Why are Rails 3.1 apps so slow in development mode?
It’s not quite this bad, but it’s not far off! Thanks to XKCDSo Rails 3.1 was released a couple of months ago. Along with various other changes, it introduced the asset pipeline to give more organisational structure to other things like images, css and javascript. Here at Foxsoft we’re still not completely sold on the asset pipeline. Although some of the advantages it brings are quite useful it has slowed us down in development somewhat because as the number of assets has increased it begins to take longer and longer to load a page.
Fortunately, the guys over at Wavii have released the rails-dev-tweaks gem which can really improve things.
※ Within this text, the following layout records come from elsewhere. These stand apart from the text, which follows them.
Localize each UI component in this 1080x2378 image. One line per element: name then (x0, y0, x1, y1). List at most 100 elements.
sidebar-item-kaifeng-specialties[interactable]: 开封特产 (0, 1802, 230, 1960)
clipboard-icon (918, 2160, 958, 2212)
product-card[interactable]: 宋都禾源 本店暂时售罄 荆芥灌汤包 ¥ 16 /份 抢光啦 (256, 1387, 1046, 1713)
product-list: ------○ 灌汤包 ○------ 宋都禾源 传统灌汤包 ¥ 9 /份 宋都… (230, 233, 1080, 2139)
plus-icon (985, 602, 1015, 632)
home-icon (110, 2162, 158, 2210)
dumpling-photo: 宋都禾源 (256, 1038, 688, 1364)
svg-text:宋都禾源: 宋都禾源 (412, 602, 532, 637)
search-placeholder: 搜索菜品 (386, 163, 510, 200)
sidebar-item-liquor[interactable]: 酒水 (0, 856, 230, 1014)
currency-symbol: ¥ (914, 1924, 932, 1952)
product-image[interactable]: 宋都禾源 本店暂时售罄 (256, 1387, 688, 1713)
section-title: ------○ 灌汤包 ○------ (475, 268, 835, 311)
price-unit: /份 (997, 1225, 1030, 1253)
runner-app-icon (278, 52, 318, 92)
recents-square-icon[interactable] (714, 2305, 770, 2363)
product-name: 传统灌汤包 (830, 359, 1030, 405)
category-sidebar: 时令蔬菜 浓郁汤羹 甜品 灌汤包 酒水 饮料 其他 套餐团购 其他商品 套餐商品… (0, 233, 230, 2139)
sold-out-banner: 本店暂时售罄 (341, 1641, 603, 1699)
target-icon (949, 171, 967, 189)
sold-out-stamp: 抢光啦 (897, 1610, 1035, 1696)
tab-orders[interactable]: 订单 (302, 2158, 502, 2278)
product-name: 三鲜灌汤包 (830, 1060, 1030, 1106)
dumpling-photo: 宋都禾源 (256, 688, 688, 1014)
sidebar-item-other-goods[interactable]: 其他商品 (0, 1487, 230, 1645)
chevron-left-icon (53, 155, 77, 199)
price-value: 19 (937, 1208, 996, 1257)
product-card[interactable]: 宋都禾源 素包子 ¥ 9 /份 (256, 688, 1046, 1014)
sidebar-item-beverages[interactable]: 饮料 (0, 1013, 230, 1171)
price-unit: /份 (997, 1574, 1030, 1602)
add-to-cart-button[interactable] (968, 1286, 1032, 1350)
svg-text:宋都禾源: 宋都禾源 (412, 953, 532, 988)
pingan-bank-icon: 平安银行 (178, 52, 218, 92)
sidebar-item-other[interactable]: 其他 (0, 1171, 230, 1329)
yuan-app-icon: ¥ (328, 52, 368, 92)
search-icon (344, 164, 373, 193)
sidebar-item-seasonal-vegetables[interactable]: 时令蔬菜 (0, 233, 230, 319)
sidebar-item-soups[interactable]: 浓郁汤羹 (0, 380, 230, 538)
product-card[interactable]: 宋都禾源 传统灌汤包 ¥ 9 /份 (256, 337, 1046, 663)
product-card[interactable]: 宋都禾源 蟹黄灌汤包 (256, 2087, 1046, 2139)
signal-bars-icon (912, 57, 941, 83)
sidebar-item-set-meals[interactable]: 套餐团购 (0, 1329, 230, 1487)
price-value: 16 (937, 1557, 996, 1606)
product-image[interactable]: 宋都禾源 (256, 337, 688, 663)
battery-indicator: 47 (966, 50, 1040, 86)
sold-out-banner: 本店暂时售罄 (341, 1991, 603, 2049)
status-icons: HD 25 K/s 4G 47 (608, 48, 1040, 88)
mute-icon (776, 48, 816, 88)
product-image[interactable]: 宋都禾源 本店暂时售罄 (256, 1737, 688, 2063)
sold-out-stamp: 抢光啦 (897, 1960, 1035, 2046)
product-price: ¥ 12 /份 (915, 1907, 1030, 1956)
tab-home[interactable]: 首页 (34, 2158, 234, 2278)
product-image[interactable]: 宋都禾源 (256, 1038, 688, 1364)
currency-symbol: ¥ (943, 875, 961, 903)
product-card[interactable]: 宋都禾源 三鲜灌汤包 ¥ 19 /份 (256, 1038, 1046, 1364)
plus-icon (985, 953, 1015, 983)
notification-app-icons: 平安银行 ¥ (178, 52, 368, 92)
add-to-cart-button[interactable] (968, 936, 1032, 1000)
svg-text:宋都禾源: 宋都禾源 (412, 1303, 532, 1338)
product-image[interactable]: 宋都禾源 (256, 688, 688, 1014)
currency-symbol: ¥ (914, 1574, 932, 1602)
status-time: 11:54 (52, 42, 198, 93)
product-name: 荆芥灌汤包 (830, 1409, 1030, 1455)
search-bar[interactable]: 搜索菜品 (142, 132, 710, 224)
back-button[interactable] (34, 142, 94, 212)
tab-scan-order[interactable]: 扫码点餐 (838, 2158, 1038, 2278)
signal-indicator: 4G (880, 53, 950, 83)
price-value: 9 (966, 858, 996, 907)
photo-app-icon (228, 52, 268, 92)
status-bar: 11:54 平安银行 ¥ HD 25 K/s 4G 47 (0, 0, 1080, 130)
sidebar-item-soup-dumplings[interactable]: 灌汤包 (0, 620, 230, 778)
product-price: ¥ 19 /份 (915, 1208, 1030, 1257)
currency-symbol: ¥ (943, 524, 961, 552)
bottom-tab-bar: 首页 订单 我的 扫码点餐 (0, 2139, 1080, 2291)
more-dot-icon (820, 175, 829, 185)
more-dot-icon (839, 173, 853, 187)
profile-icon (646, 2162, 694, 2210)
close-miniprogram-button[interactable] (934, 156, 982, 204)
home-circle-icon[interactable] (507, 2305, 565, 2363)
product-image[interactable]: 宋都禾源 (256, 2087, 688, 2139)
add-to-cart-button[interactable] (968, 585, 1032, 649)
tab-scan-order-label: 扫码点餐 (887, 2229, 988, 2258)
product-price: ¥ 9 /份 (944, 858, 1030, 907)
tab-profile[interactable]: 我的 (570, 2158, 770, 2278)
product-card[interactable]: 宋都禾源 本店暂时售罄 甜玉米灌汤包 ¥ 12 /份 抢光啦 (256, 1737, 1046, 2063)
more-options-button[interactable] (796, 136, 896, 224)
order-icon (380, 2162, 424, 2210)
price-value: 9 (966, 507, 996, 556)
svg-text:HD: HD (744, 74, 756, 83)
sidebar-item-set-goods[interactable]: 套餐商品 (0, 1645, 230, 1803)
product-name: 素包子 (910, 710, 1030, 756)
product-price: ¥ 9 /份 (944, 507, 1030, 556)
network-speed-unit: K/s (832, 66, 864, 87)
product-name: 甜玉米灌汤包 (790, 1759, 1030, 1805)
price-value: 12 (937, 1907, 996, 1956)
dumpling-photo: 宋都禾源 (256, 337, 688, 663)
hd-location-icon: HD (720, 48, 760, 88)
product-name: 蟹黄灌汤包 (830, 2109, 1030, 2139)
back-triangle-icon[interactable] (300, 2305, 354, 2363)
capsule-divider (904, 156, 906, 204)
The reason Rails starts getting slower and slower is because for each asset request it is running all of the to_prepare hooks, even if the asset itself hasn’t changed and Sprockets decides it hasn’t been modified.
The rails-dev-tweaks gem thus disables to_prepare & reloading on any asset request and is really easy to add to your project.
Simply add the gem to your Gemfile:
group :development do
gem 'rails-dev-tweaks', '~> 0.5.2'
end
By default, it will stop your application’s code from being reloaded so if you’re using custom sass functions or referencing your app from with assets you might have problems. Also, xhr requests don’t reload the code until you make a regular content request, on the assumption that you don’t debug xhr requests without reloading the main page first.
If these defaults don’t work for you, then it’s easy to customise what is and isn’t reloaded. You specify rules via a configuration block in your environment configuration, likely just config/environments/development.rb.
config.dev_tweaks.autoload_rules do
keep :all
skip '/favicon.ico'
skip :assets
skip :xhr
keep :forced
end
The default ruleset
Later rules override those that were defined earlier and you choose whether to keep or skip a given request. Any request which skips the hooks generates a line in the log file so you know whether something is being reloaded or not. The README file quite comprehensively covers all the options you can pass.
If you’re finding that your Rails projects are slowing down during development then I highly recommend you checkout this gem.